Madrasah memperjelas peran dan tanggung jawab
setiap orang, termasuk kejelasan arah kerja secara vertikal dan horizontal.
j.
Madrasah memiliki strategi dan evaluasi yang
jelas.
k. Madrasah memandang/menempatkan kualitas yang
telah dicapai sebagai jalan untuk memperbaiki kualitas layanan lebih lanjut.
l.
Madrasah memandang kualitas sebagai bagian
integral dari budaya kerja.
m. Madrasah menempatkan peningkatakan kualitas
secara terus menerus sebagai suatu keharusan.[27]
Dalam rumusan madrasah ideal yang dikembangkan Depag, point
penting yang perlu dimiliki oleh madrasah adalah :
a. Memiliki kultur yang kuat. Kultur merupakan
jiwa madrasah yang memberi makna bagi setiap kegiatan kependidikan madrasah
dan menjadi jembatan antara aktivitas dan hasil yang dicapai. Kultur adalah
sebuah sebuah keadaan yang menghantarkan siswa madrasah melebihi batas-batas
kekurangan manusiawi menuju tingkatan kreativitas, seni dan intelek yang
tinggi. Kultur merupakan keadaan untuk mentransmisikan nilai-nilai
pendidikan. Karena itulah, kultur madrasah, dalam hal ini kultur belajar
dalam madrasah harus dibangun sejak awal agar semua elemen madrasah memiliki
komitmen untuk kemajuan madrasah.
b. Kepemimpinan korelatif dan belajar kolektif.

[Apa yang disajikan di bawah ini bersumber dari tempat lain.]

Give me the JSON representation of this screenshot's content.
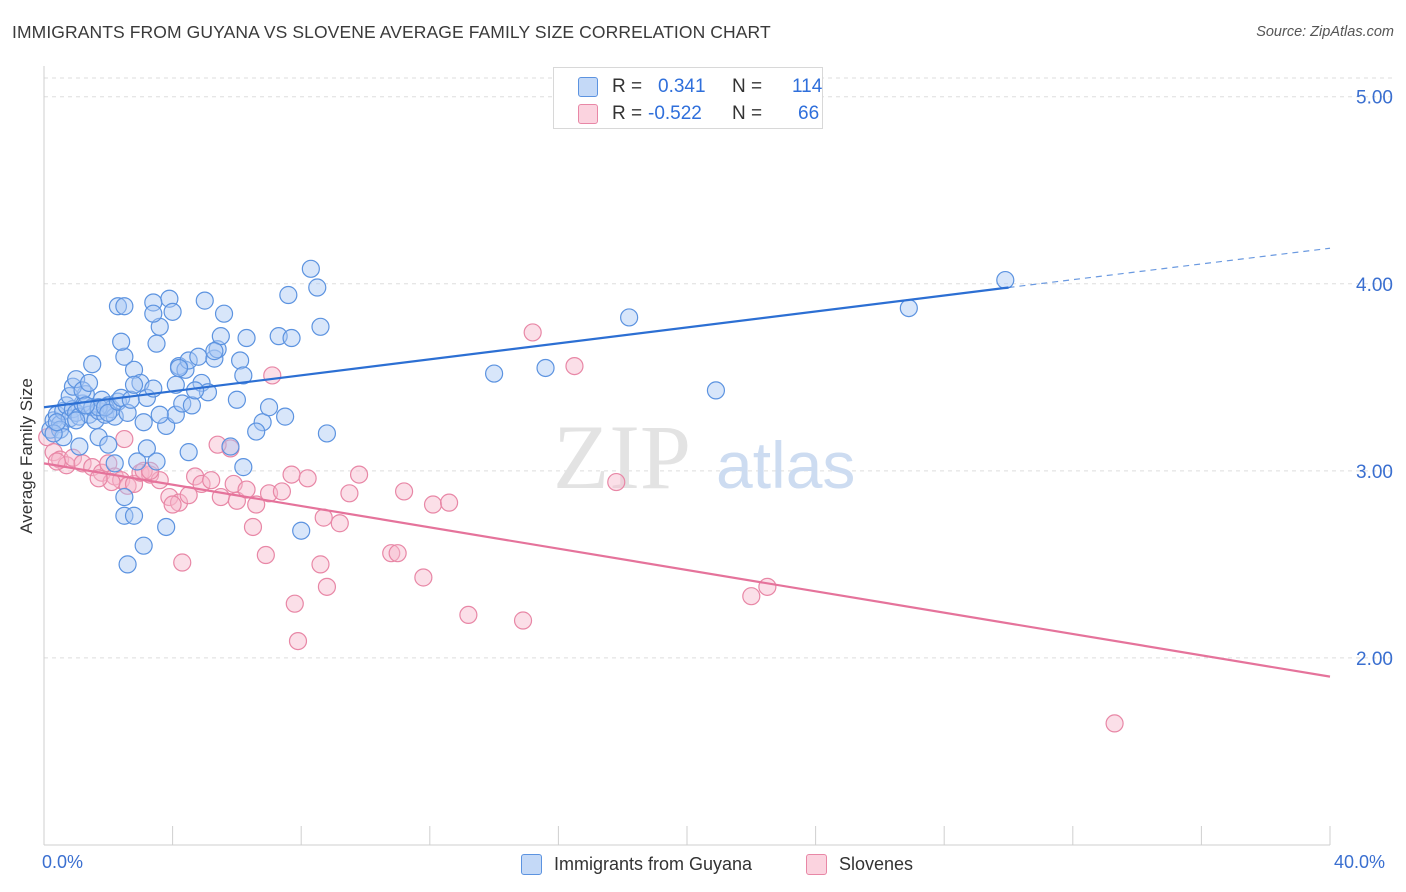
{
  "header": {
    "title": "IMMIGRANTS FROM GUYANA VS SLOVENE AVERAGE FAMILY SIZE CORRELATION CHART",
    "source": "Source: ZipAtlas.com"
  },
  "colors": {
    "blue_fill": "#a9c8f5",
    "blue_stroke": "#5c93e0",
    "blue_line": "#2c6fd3",
    "pink_fill": "#f7b8cb",
    "pink_stroke": "#e887a6",
    "pink_line": "#e5739b",
    "axis_text": "#3a6fd0",
    "grid": "#dddddd"
  },
  "legend_top": {
    "rows": [
      {
        "r_label": "R =",
        "r_value": "0.341",
        "n_label": "N =",
        "n_value": "114"
      },
      {
        "r_label": "R =",
        "r_value": "-0.522",
        "n_label": "N =",
        "n_value": "66"
      }
    ]
  },
  "legend_bottom": {
    "items": [
      {
        "label": "Immigrants from Guyana"
      },
      {
        "label": "Slovenes"
      }
    ]
  },
  "watermark": {
    "left": "ZIP",
    "right": "atlas"
  },
  "chart_data": {
    "type": "scatter",
    "title": "IMMIGRANTS FROM GUYANA VS SLOVENE AVERAGE FAMILY SIZE CORRELATION CHART",
    "xlabel": "",
    "ylabel": "Average Family Size",
    "xlim": [
      0,
      40
    ],
    "ylim": [
      1.0,
      5.1
    ],
    "x_tick_labels": [
      "0.0%",
      "40.0%"
    ],
    "y_ticks": [
      2.0,
      3.0,
      4.0,
      5.0
    ],
    "y_tick_labels": [
      "2.00",
      "3.00",
      "4.00",
      "5.00"
    ],
    "grid": true,
    "legend_position": "top-center",
    "series": [
      {
        "name": "Immigrants from Guyana",
        "r": 0.341,
        "n": 114,
        "trend": {
          "x": [
            0.0,
            30.0
          ],
          "y": [
            3.34,
            3.98
          ],
          "extrapolated": {
            "x": [
              30.0,
              40.0
            ],
            "y": [
              3.98,
              4.19
            ]
          }
        },
        "points": [
          [
            0.2,
            3.22
          ],
          [
            0.3,
            3.27
          ],
          [
            0.4,
            3.3
          ],
          [
            0.5,
            3.25
          ],
          [
            0.6,
            3.32
          ],
          [
            0.7,
            3.35
          ],
          [
            0.8,
            3.28
          ],
          [
            0.9,
            3.33
          ],
          [
            1.0,
            3.31
          ],
          [
            1.1,
            3.29
          ],
          [
            1.2,
            3.36
          ],
          [
            1.3,
            3.41
          ],
          [
            1.4,
            3.3
          ],
          [
            1.5,
            3.34
          ],
          [
            1.6,
            3.27
          ],
          [
            1.7,
            3.32
          ],
          [
            1.8,
            3.38
          ],
          [
            1.9,
            3.3
          ],
          [
            2.0,
            3.35
          ],
          [
            2.1,
            3.33
          ],
          [
            2.2,
            3.29
          ],
          [
            0.5,
            3.22
          ],
          [
            0.6,
            3.18
          ],
          [
            0.8,
            3.4
          ],
          [
            0.9,
            3.45
          ],
          [
            1.0,
            3.49
          ],
          [
            1.2,
            3.43
          ],
          [
            1.4,
            3.47
          ],
          [
            1.5,
            3.57
          ],
          [
            1.7,
            3.34
          ],
          [
            1.9,
            3.34
          ],
          [
            2.0,
            3.31
          ],
          [
            2.3,
            3.37
          ],
          [
            2.4,
            3.39
          ],
          [
            2.5,
            3.61
          ],
          [
            2.6,
            3.31
          ],
          [
            2.7,
            3.38
          ],
          [
            2.8,
            3.54
          ],
          [
            3.0,
            3.47
          ],
          [
            3.1,
            3.26
          ],
          [
            3.2,
            3.39
          ],
          [
            3.4,
            3.44
          ],
          [
            3.5,
            3.68
          ],
          [
            3.6,
            3.77
          ],
          [
            3.8,
            3.24
          ],
          [
            3.9,
            3.92
          ],
          [
            4.0,
            3.85
          ],
          [
            4.1,
            3.3
          ],
          [
            4.2,
            3.56
          ],
          [
            4.3,
            3.36
          ],
          [
            4.4,
            3.54
          ],
          [
            4.5,
            3.59
          ],
          [
            4.6,
            3.35
          ],
          [
            4.8,
            3.61
          ],
          [
            4.9,
            3.47
          ],
          [
            5.0,
            3.91
          ],
          [
            5.1,
            3.42
          ],
          [
            5.3,
            3.6
          ],
          [
            5.4,
            3.65
          ],
          [
            5.5,
            3.72
          ],
          [
            5.6,
            3.84
          ],
          [
            6.1,
            3.59
          ],
          [
            6.3,
            3.71
          ],
          [
            6.8,
            3.26
          ],
          [
            7.0,
            3.34
          ],
          [
            7.3,
            3.72
          ],
          [
            7.6,
            3.94
          ],
          [
            7.7,
            3.71
          ],
          [
            8.3,
            4.08
          ],
          [
            8.5,
            3.98
          ],
          [
            8.6,
            3.77
          ],
          [
            2.3,
            3.88
          ],
          [
            2.5,
            3.88
          ],
          [
            3.4,
            3.9
          ],
          [
            2.4,
            3.69
          ],
          [
            3.4,
            3.84
          ],
          [
            4.2,
            3.55
          ],
          [
            5.3,
            3.64
          ],
          [
            6.0,
            3.38
          ],
          [
            6.6,
            3.21
          ],
          [
            3.2,
            3.12
          ],
          [
            4.5,
            3.1
          ],
          [
            6.2,
            3.02
          ],
          [
            2.5,
            2.86
          ],
          [
            3.1,
            2.6
          ],
          [
            2.2,
            3.04
          ],
          [
            2.9,
            3.05
          ],
          [
            3.8,
            2.7
          ],
          [
            2.5,
            2.76
          ],
          [
            2.8,
            2.76
          ],
          [
            2.6,
            2.5
          ],
          [
            8.0,
            2.68
          ],
          [
            8.8,
            3.2
          ],
          [
            14.0,
            3.52
          ],
          [
            15.6,
            3.55
          ],
          [
            18.2,
            3.82
          ],
          [
            20.9,
            3.43
          ],
          [
            26.9,
            3.87
          ],
          [
            29.9,
            4.02
          ],
          [
            1.7,
            3.18
          ],
          [
            0.3,
            3.2
          ],
          [
            0.4,
            3.26
          ],
          [
            1.0,
            3.27
          ],
          [
            1.3,
            3.35
          ],
          [
            3.6,
            3.3
          ],
          [
            4.1,
            3.46
          ],
          [
            5.8,
            3.13
          ],
          [
            6.2,
            3.51
          ],
          [
            7.5,
            3.29
          ],
          [
            2.0,
            3.14
          ],
          [
            2.8,
            3.46
          ],
          [
            3.5,
            3.05
          ],
          [
            4.7,
            3.43
          ],
          [
            1.1,
            3.13
          ]
        ]
      },
      {
        "name": "Slovenes",
        "r": -0.522,
        "n": 66,
        "trend": {
          "x": [
            0.0,
            40.0
          ],
          "y": [
            3.04,
            1.9
          ]
        },
        "points": [
          [
            0.1,
            3.18
          ],
          [
            0.3,
            3.1
          ],
          [
            0.5,
            3.06
          ],
          [
            0.7,
            3.03
          ],
          [
            0.9,
            3.07
          ],
          [
            1.2,
            3.04
          ],
          [
            1.5,
            3.02
          ],
          [
            1.8,
            2.99
          ],
          [
            2.0,
            3.04
          ],
          [
            2.2,
            2.97
          ],
          [
            2.4,
            2.95
          ],
          [
            2.6,
            2.92
          ],
          [
            2.8,
            2.93
          ],
          [
            3.0,
            2.99
          ],
          [
            3.3,
            2.98
          ],
          [
            3.6,
            2.95
          ],
          [
            3.9,
            2.86
          ],
          [
            4.2,
            2.83
          ],
          [
            4.5,
            2.87
          ],
          [
            4.7,
            2.97
          ],
          [
            4.9,
            2.93
          ],
          [
            5.2,
            2.95
          ],
          [
            5.5,
            2.86
          ],
          [
            5.9,
            2.93
          ],
          [
            6.0,
            2.84
          ],
          [
            6.3,
            2.9
          ],
          [
            6.6,
            2.82
          ],
          [
            7.0,
            2.88
          ],
          [
            7.4,
            2.89
          ],
          [
            7.7,
            2.98
          ],
          [
            8.2,
            2.96
          ],
          [
            8.7,
            2.75
          ],
          [
            9.2,
            2.72
          ],
          [
            9.8,
            2.98
          ],
          [
            10.8,
            2.56
          ],
          [
            11.2,
            2.89
          ],
          [
            12.1,
            2.82
          ],
          [
            12.6,
            2.83
          ],
          [
            13.2,
            2.23
          ],
          [
            14.9,
            2.2
          ],
          [
            15.2,
            3.74
          ],
          [
            16.5,
            3.56
          ],
          [
            17.8,
            2.94
          ],
          [
            22.0,
            2.33
          ],
          [
            22.5,
            2.38
          ],
          [
            33.3,
            1.65
          ],
          [
            5.8,
            3.12
          ],
          [
            7.1,
            3.51
          ],
          [
            7.8,
            2.29
          ],
          [
            7.9,
            2.09
          ],
          [
            8.6,
            2.5
          ],
          [
            8.8,
            2.38
          ],
          [
            11.0,
            2.56
          ],
          [
            11.8,
            2.43
          ],
          [
            4.3,
            2.51
          ],
          [
            5.4,
            3.14
          ],
          [
            2.5,
            3.17
          ],
          [
            6.9,
            2.55
          ],
          [
            3.1,
            3.0
          ],
          [
            3.3,
            3.0
          ],
          [
            2.1,
            2.94
          ],
          [
            0.4,
            3.05
          ],
          [
            1.7,
            2.96
          ],
          [
            4.0,
            2.82
          ],
          [
            6.5,
            2.7
          ],
          [
            9.5,
            2.88
          ]
        ]
      }
    ]
  }
}
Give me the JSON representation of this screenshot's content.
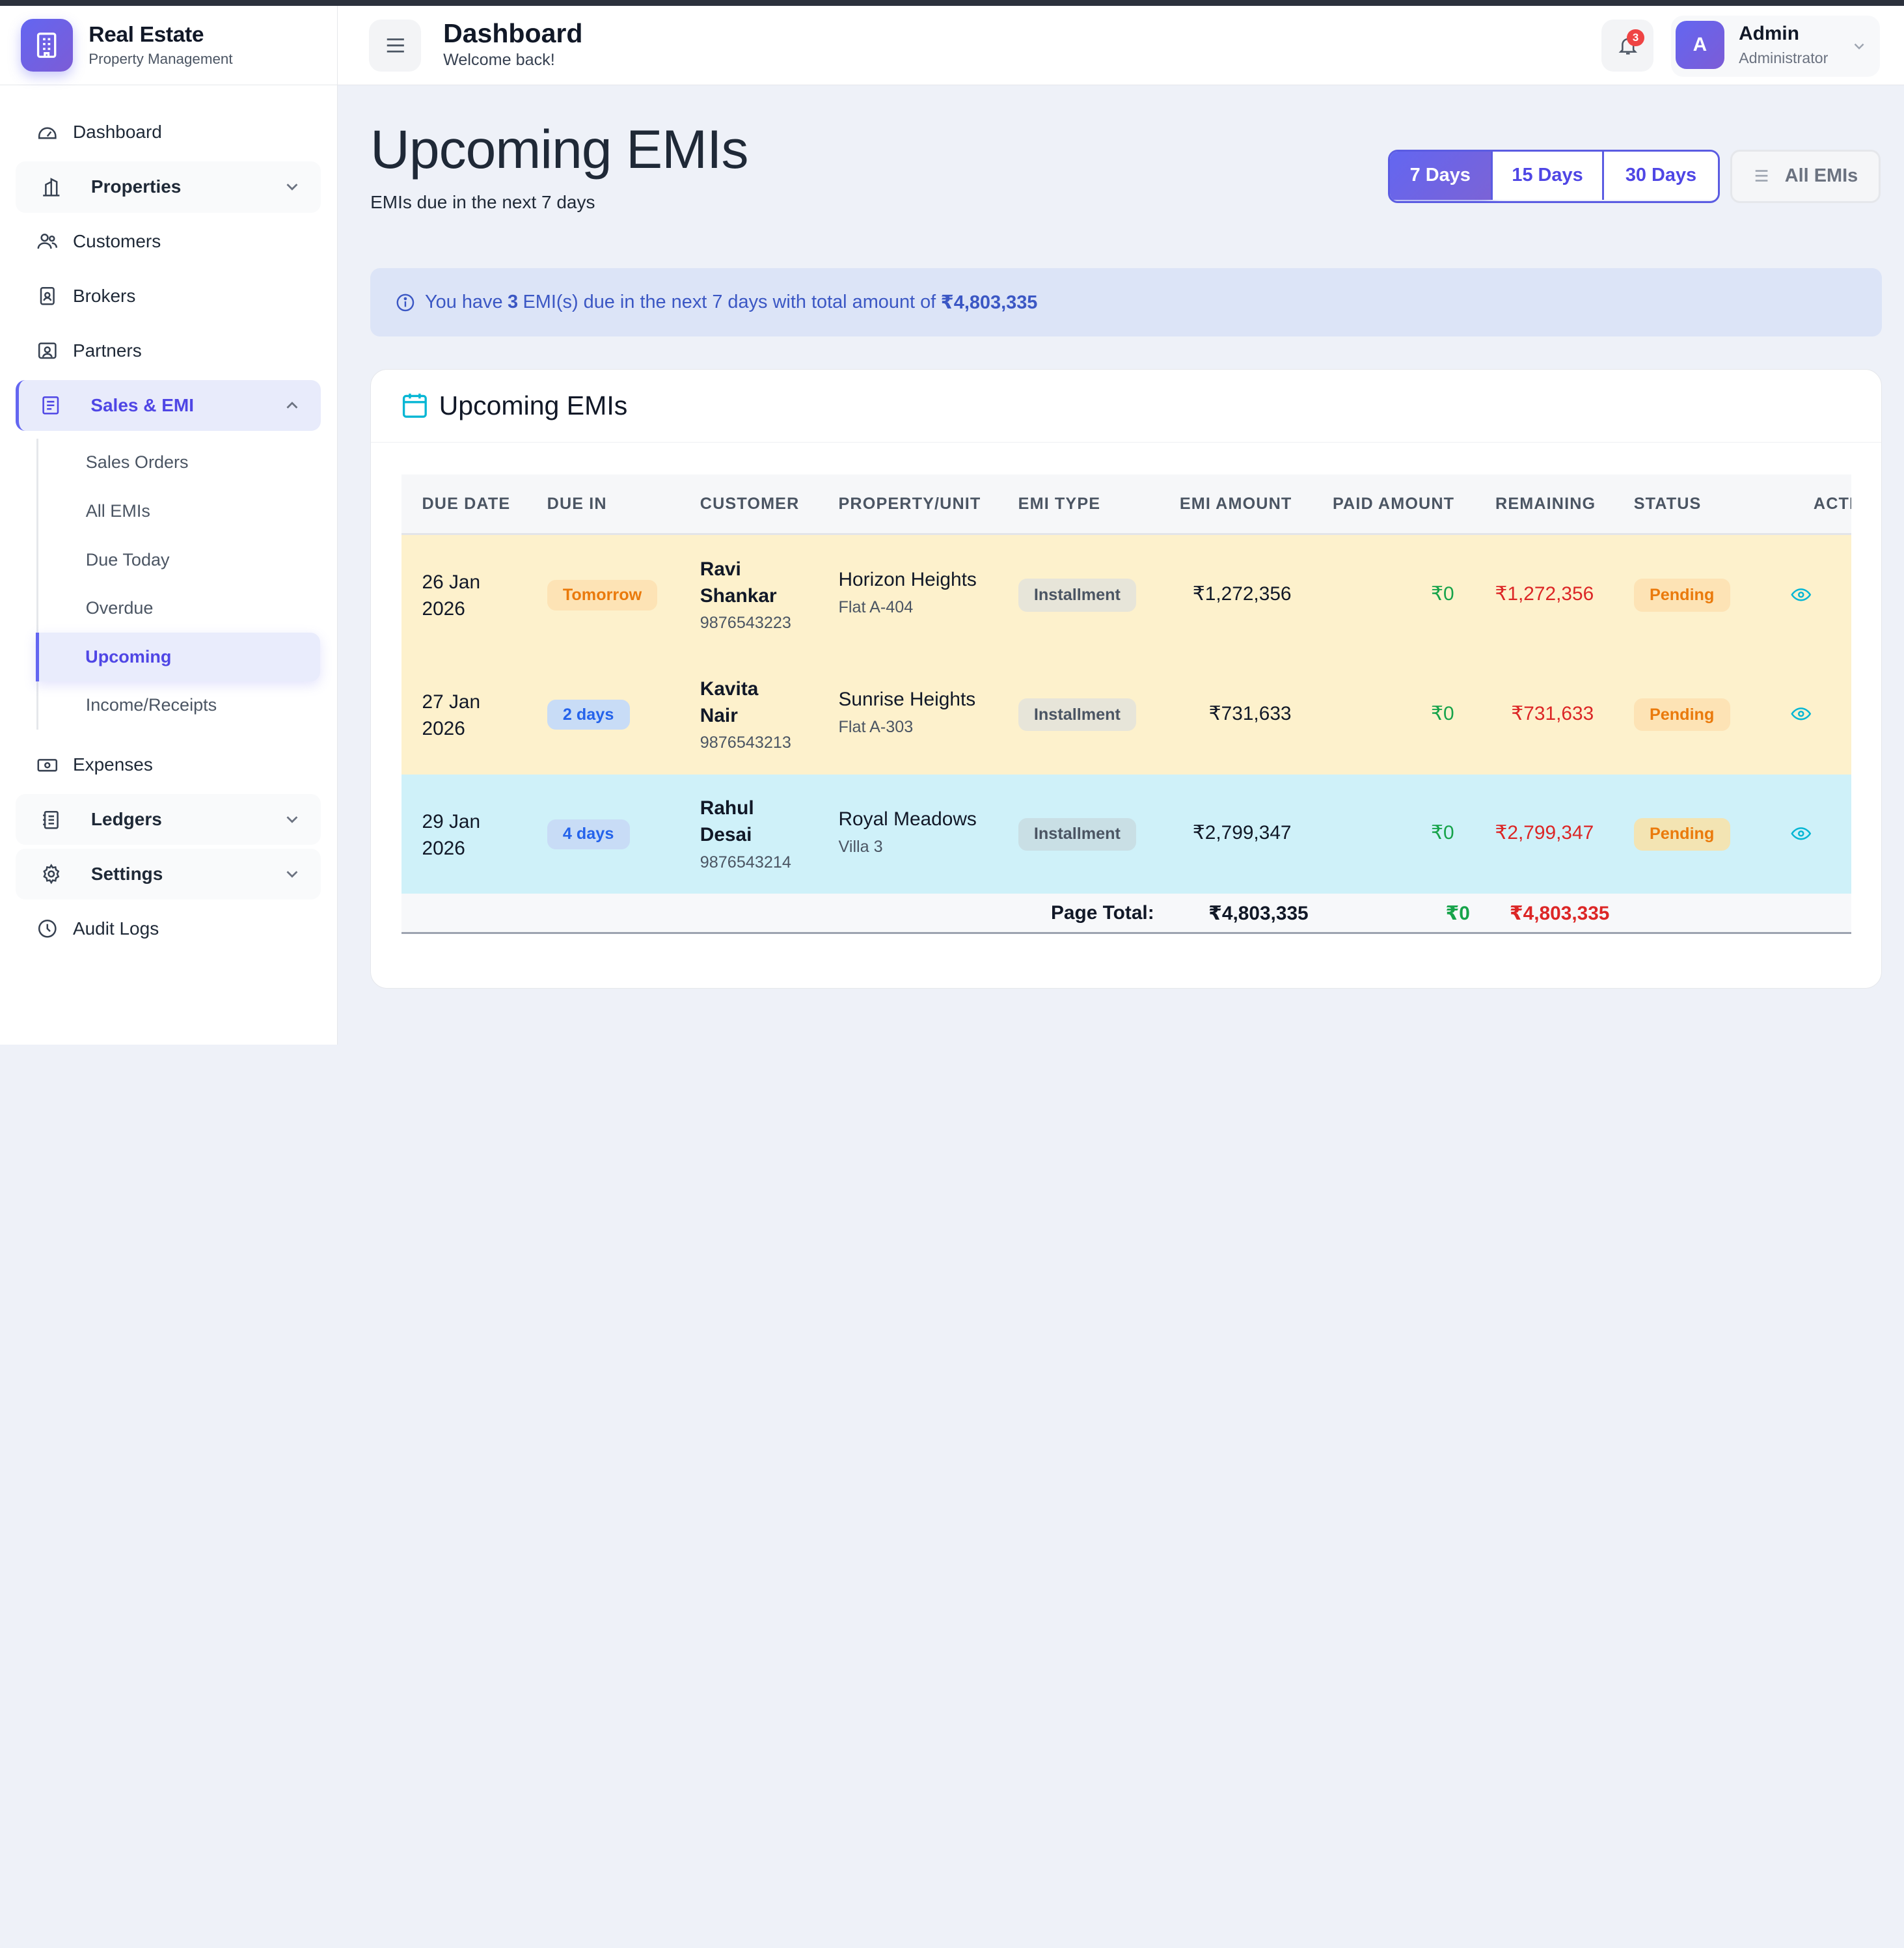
{
  "brand": {
    "title": "Real Estate",
    "subtitle": "Property Management"
  },
  "sidebar": {
    "items": [
      {
        "label": "Dashboard",
        "icon": "gauge-icon"
      },
      {
        "label": "Properties",
        "icon": "building-icon",
        "expandable": true
      },
      {
        "label": "Customers",
        "icon": "users-icon"
      },
      {
        "label": "Brokers",
        "icon": "id-badge-icon"
      },
      {
        "label": "Partners",
        "icon": "contact-card-icon"
      },
      {
        "label": "Sales & EMI",
        "icon": "receipt-icon",
        "expanded": true
      },
      {
        "label": "Expenses",
        "icon": "cash-icon"
      },
      {
        "label": "Ledgers",
        "icon": "ledger-icon",
        "expandable": true
      },
      {
        "label": "Settings",
        "icon": "gear-icon",
        "expandable": true
      },
      {
        "label": "Audit Logs",
        "icon": "clock-icon"
      }
    ],
    "sub_items": [
      "Sales Orders",
      "All EMIs",
      "Due Today",
      "Overdue",
      "Upcoming",
      "Income/Receipts"
    ],
    "active_sub": "Upcoming"
  },
  "header": {
    "title": "Dashboard",
    "subtitle": "Welcome back!",
    "notification_count": "3",
    "user": {
      "initial": "A",
      "name": "Admin",
      "role": "Administrator"
    }
  },
  "page": {
    "title": "Upcoming EMIs",
    "subtitle": "EMIs due in the next 7 days",
    "ranges": [
      "7 Days",
      "15 Days",
      "30 Days"
    ],
    "active_range": "7 Days",
    "all_label": "All EMIs"
  },
  "info": {
    "prefix": "You have",
    "count": "3",
    "middle": "EMI(s) due in the next 7 days with total amount of",
    "total": "₹4,803,335"
  },
  "card": {
    "title": "Upcoming EMIs"
  },
  "table": {
    "headers": [
      "DUE DATE",
      "DUE IN",
      "CUSTOMER",
      "PROPERTY/UNIT",
      "EMI TYPE",
      "EMI AMOUNT",
      "PAID AMOUNT",
      "REMAINING",
      "STATUS",
      "ACTI"
    ],
    "rows": [
      {
        "date_day": "26 Jan",
        "date_year": "2026",
        "due_in": "Tomorrow",
        "customer_first": "Ravi",
        "customer_last": "Shankar",
        "phone": "9876543223",
        "property": "Horizon Heights",
        "unit": "Flat A-404",
        "emi_type": "Installment",
        "emi_amount": "₹1,272,356",
        "paid": "₹0",
        "remaining": "₹1,272,356",
        "status": "Pending"
      },
      {
        "date_day": "27 Jan",
        "date_year": "2026",
        "due_in": "2 days",
        "customer_first": "Kavita",
        "customer_last": "Nair",
        "phone": "9876543213",
        "property": "Sunrise Heights",
        "unit": "Flat A-303",
        "emi_type": "Installment",
        "emi_amount": "₹731,633",
        "paid": "₹0",
        "remaining": "₹731,633",
        "status": "Pending"
      },
      {
        "date_day": "29 Jan",
        "date_year": "2026",
        "due_in": "4 days",
        "customer_first": "Rahul",
        "customer_last": "Desai",
        "phone": "9876543214",
        "property": "Royal Meadows",
        "unit": "Villa 3",
        "emi_type": "Installment",
        "emi_amount": "₹2,799,347",
        "paid": "₹0",
        "remaining": "₹2,799,347",
        "status": "Pending"
      }
    ],
    "totals": {
      "label": "Page Total:",
      "emi_amount": "₹4,803,335",
      "paid": "₹0",
      "remaining": "₹4,803,335"
    }
  },
  "colors": {
    "accent": "#6366f1",
    "warn_row": "#fdf1cc",
    "info_row": "#cff1f9",
    "paid": "#16a34a",
    "remaining": "#dc2626"
  }
}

Kepemimpinan dalam madrasah haruslah didefinisikan sebagai sebuah sumber
proses belajar bersama (collective learning) yang saling menguntungkan yang
memungkinkan seluruh unsur madrasah turut ambil bagian dalam membangun
kesepakatan yang mengakomordinir berbagai kepentingan (kolektif dan
kolaboratif). Kolaborasi yang dimaksud bukan hanya sekedar berarti setiap
orang mampu menyelesaikan pekerjaannya, tapi yang terpenting adalah semuanya
dilakukan dalam suasana kebersamaan dan saling mendukung (collegiality and supportiveness).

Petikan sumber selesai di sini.